The CCMI statement also said it was likely that stony coral tissue loss disease eventually would spread from Grand Cayman to Little Cayman, which, added to increased environmental stress via dredging and construction within this marine protected area, could be “catastrophic” for the island.
It added that the “ecological damage that will be inflicted on the marine environment in Little Cayman from the overwater bungalow/dock construction goes against the local environmental marine protection policies and is in direct opposition to the biggest threats facing Little Cayman’s marine systems: climate change, pollution, and increased anthropogenic activity”.
“Sustainable development is imperative throughout the Cayman Islands but especially for Little Cayman, where limited development has proven to result in a healthy marine environment, which is in stark contrast to many islands in the Caribbean,” CCMI said.

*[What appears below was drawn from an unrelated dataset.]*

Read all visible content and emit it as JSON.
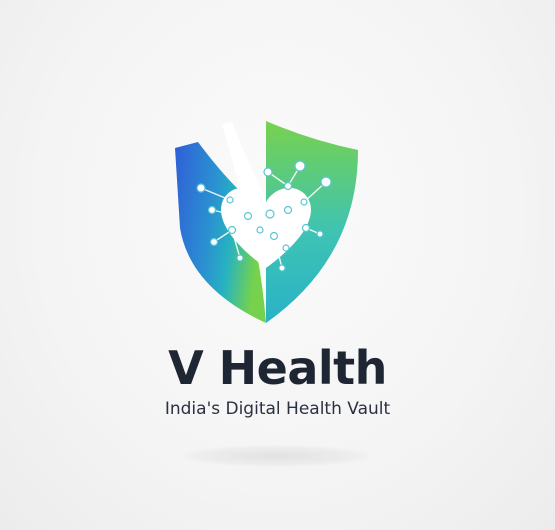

One of the Peppercorn owners, Matthew Wight, has told the Compass that the marine life and surrounding environment by the proposed development is “of utmost importance” to him and his fellow shareholders, and they do not believe the sea life in the area will be adversely affected by the project.
He said Peppercorn would “be happy to work with the National Trust or any other relevant body on this project to ensure the environment would not be negatively affected”.
Comments on the coastal works application for the project can be submitted, by 13 Aug. 2021, to Cabinet by emailing the Chief Officer of the Ministry of Sustainability and Climate Resiliency at [email protected].